Physics-Informed Neural Network-Based Control for Grid-Forming Converter's Stability Under Overload Conditions
Abhay Kumar, Dushyant Sharma, Mayukha Pal
TL;DR
The paper tackles the stability of grid-forming converters (GFCs) under overload, where DC source saturation and AC current limits compromise switch safety and system frequency/voltage. It introduces a physics-informed neural network (PINN) that replaces the AC voltage control, AC current limitation, and AC current control while preserving the droop-based frequency response, enabling robust islanding and resynchronization in inertia-less microgrids. The PINN is trained with a physics-informed loss that enforces voltage dynamics, current constraints, and ROCOF/ROCOV limits, achieving improved performance: post-disturbance frequency gains of up to $0.245\ \text{Hz}$ and active-power gains of up to $0.03\ \text{pu}$, a peak transient voltage deviation reduction of $24.14\%$, and ROCOF reduction from $0.02$ to $0.005\ \text{Hz/s}$. Tested on a modified IEEE 13-Bus microgrid with four $500\ \text{kVA}$ GFCs, the approach allows stable operation up to $6.197\ \text{MVA}$ loads, significantly enhancing resilience under sudden overloads compared to conventional droop and current-limiting strategies.
Abstract
Grid-forming converters (GFCs) are crucial for frequency and voltage stability in modern power systems.
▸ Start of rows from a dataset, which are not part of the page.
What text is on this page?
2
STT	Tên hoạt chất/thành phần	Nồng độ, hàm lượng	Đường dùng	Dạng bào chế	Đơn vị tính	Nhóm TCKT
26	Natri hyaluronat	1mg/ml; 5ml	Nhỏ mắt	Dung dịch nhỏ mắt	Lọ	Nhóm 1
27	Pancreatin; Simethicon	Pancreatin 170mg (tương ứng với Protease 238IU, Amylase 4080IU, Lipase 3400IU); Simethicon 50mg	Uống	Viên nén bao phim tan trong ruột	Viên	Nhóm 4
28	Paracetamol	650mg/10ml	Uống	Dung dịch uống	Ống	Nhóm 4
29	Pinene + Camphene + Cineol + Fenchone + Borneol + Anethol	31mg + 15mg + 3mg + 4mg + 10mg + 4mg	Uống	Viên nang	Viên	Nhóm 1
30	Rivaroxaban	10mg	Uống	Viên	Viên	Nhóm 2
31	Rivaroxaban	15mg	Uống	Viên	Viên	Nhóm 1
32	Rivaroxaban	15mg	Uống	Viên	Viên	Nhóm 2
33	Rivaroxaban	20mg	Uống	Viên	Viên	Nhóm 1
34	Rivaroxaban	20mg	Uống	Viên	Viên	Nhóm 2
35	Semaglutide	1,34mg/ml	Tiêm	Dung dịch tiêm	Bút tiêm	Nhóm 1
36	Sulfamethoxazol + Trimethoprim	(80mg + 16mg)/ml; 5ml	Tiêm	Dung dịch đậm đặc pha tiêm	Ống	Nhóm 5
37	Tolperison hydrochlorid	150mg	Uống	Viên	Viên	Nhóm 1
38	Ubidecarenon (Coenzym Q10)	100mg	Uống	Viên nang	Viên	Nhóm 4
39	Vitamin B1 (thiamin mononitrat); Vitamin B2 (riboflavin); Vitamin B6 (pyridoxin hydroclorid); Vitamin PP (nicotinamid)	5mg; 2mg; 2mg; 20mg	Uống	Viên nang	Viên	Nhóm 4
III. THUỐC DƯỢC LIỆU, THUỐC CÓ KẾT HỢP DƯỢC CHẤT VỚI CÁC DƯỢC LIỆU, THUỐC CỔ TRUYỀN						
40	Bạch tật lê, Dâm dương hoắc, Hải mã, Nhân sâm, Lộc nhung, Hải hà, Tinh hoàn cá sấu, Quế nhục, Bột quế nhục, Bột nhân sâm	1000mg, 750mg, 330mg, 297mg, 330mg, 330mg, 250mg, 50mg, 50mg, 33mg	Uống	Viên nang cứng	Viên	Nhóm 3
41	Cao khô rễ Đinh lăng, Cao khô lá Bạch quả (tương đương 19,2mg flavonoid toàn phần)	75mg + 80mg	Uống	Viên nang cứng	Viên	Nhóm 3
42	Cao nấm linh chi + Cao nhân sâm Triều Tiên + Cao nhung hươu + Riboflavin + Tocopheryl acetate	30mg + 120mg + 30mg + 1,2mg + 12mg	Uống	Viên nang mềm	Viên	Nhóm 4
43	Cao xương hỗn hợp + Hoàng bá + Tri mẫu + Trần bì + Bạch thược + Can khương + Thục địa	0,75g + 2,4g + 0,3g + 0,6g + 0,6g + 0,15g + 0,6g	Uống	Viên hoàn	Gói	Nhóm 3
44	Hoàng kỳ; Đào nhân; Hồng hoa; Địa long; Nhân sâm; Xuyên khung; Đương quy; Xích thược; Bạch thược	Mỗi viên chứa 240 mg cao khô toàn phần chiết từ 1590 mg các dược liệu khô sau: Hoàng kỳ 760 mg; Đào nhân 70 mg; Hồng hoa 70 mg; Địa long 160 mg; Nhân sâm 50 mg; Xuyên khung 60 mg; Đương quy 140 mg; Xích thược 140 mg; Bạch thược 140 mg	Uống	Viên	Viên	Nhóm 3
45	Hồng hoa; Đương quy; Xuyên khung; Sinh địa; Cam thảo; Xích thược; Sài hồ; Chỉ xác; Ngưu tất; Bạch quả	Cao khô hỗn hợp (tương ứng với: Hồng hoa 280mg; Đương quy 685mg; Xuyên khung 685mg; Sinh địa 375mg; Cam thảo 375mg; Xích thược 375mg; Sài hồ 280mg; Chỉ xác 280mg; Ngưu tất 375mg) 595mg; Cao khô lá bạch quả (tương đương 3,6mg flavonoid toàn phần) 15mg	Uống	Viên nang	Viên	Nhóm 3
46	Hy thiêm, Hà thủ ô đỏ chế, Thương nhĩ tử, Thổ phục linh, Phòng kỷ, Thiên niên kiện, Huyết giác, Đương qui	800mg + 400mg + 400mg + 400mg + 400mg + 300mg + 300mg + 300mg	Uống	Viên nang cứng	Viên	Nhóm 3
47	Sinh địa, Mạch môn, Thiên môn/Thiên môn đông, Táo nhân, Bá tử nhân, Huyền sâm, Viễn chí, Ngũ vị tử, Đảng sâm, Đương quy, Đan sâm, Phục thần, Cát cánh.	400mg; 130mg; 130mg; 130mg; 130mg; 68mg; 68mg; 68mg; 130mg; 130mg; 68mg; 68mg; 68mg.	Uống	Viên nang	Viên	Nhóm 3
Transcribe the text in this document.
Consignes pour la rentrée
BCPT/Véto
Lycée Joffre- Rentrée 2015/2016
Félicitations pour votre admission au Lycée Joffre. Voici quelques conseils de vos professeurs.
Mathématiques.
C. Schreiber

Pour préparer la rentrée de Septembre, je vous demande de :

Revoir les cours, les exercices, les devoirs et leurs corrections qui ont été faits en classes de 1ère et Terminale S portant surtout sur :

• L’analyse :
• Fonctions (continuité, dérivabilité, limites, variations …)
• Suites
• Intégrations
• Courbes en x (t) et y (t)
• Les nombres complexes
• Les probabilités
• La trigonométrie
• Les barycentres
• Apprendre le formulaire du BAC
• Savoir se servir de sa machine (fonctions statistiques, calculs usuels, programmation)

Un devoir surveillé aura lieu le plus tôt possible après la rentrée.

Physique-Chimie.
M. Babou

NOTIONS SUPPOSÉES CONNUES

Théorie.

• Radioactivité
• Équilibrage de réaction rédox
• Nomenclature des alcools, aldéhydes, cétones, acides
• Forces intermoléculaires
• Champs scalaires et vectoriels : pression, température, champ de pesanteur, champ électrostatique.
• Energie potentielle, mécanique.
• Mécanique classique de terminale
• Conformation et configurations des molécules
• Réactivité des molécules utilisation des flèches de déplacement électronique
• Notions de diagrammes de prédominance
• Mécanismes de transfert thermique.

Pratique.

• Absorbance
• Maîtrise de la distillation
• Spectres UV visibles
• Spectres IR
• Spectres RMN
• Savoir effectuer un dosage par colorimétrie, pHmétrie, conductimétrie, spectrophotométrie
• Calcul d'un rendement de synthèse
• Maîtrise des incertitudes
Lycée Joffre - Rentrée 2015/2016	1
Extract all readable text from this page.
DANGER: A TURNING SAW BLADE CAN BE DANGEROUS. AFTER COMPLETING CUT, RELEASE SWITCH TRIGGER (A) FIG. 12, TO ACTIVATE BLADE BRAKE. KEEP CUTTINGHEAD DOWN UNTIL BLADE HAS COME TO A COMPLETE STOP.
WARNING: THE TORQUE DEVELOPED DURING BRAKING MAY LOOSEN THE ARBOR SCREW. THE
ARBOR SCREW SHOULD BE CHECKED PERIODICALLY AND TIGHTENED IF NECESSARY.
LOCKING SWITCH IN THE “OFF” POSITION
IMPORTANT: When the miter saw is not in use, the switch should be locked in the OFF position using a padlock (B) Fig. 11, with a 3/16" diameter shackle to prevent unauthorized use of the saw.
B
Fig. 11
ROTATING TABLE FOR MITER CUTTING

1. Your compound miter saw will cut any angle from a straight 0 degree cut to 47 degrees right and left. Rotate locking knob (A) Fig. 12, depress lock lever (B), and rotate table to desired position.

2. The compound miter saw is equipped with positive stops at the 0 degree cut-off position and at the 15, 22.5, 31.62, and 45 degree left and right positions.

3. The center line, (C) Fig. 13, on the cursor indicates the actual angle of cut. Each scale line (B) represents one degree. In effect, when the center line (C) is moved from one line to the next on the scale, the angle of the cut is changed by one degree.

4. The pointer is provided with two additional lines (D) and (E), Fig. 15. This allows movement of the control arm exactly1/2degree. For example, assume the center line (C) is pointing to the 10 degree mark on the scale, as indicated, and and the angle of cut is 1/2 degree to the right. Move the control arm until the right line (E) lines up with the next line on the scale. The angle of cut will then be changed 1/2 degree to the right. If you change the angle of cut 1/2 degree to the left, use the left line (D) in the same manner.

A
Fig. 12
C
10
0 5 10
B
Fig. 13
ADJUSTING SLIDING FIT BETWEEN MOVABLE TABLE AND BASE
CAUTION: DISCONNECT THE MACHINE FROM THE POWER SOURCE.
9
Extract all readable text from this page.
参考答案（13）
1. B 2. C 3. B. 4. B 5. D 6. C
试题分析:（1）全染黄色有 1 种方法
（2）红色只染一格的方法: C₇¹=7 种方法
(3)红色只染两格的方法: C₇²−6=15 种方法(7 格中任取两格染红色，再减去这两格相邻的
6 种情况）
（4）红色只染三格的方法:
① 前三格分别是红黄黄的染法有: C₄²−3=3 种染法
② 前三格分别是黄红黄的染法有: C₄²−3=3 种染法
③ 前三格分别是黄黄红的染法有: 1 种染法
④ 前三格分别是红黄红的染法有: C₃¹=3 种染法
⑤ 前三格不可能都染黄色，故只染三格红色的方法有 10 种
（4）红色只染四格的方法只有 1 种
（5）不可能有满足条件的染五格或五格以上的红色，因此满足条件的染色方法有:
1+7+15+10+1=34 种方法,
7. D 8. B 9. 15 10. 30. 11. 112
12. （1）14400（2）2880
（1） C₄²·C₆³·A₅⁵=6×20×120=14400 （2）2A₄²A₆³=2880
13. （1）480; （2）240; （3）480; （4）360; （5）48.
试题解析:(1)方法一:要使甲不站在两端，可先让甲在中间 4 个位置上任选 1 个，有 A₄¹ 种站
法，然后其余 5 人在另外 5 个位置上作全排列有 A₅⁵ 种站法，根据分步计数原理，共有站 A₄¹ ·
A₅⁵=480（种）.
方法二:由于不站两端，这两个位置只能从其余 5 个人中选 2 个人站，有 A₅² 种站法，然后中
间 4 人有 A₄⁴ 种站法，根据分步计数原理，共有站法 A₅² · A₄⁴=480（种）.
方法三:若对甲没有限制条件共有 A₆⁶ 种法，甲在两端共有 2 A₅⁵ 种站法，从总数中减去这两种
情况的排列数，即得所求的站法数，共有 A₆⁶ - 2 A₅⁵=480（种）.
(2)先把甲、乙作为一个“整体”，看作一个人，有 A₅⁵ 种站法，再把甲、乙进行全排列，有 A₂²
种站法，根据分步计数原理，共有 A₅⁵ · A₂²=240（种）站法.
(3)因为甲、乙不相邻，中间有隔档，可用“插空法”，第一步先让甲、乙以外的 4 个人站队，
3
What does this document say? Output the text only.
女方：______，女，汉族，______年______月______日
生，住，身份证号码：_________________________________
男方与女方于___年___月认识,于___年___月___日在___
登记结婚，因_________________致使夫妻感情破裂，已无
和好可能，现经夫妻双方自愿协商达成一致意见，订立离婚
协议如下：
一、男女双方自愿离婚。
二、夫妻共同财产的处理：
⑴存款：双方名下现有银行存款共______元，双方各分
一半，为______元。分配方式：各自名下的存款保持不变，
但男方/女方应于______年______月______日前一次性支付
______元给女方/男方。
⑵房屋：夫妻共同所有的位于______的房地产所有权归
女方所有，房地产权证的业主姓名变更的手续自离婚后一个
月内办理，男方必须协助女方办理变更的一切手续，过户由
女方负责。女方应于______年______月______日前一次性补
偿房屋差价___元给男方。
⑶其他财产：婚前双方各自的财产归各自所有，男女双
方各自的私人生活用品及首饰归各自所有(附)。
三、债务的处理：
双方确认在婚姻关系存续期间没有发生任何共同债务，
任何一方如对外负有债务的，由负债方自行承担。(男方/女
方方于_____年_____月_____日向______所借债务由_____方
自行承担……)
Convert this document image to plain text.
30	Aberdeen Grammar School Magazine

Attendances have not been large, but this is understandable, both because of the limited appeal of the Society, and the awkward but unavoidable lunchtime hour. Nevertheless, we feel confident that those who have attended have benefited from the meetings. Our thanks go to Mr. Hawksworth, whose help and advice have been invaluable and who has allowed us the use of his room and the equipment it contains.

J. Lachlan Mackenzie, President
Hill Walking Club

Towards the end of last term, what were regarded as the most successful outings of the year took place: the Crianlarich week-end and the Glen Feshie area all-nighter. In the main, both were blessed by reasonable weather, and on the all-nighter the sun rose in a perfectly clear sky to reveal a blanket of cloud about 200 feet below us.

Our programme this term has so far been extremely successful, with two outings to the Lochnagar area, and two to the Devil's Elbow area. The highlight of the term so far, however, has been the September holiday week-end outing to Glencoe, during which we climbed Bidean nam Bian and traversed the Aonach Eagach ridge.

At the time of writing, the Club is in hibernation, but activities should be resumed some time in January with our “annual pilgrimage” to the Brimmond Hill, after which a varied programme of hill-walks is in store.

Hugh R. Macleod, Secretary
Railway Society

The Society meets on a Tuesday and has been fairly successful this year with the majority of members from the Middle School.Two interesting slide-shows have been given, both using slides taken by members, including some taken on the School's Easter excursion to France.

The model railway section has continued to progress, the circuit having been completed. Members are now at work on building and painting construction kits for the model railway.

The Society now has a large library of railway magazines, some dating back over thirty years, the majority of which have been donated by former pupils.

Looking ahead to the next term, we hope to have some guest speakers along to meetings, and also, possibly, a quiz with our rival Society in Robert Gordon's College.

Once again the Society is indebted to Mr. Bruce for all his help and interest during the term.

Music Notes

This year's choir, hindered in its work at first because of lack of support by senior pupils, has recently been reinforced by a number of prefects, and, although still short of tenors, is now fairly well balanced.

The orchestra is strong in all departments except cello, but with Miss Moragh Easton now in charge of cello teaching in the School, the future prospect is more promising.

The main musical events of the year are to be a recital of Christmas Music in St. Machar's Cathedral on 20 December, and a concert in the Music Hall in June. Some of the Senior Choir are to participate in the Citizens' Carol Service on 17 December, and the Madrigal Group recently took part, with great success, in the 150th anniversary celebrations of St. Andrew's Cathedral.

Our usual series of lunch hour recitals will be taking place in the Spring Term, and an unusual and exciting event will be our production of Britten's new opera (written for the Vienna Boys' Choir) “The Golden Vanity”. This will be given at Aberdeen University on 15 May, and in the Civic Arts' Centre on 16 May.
However, their performance under overload conditions remains a challenge. This paper highlights the limitations of existing approaches in managing DC source saturation and AC current limits, emphasizing the need for improved control strategies to ensure system stability. This paper proposes a control strategy based on a physics-informed neural network (PINN) to improve GFC performance under overloaded conditions, effectively preventing switch failures and mitigating DC source saturation. This approach outperforms conventional methods by maintaining stable voltage and frequency, even under significant load increase where traditional droop control alone proves inadequate. The post-disturbance operating point of GFCs remains unchanged using PINN-based control with an improvement of 0.245 Hz in frequency and 0.03 p.u. in active power when compared to an already existing current limitation strategy. Additionally, it reduces peak voltage deviations during transients by 24.14\%, lowers the rate of change of frequency (ROCOF) from 0.02 Hz/s to 0.005 Hz/s, and improves the rate of change of voltage (ROCOV), keeping both within acceptable limits. These improvements significantly enhance system resilience, especially in inertia-less power networks.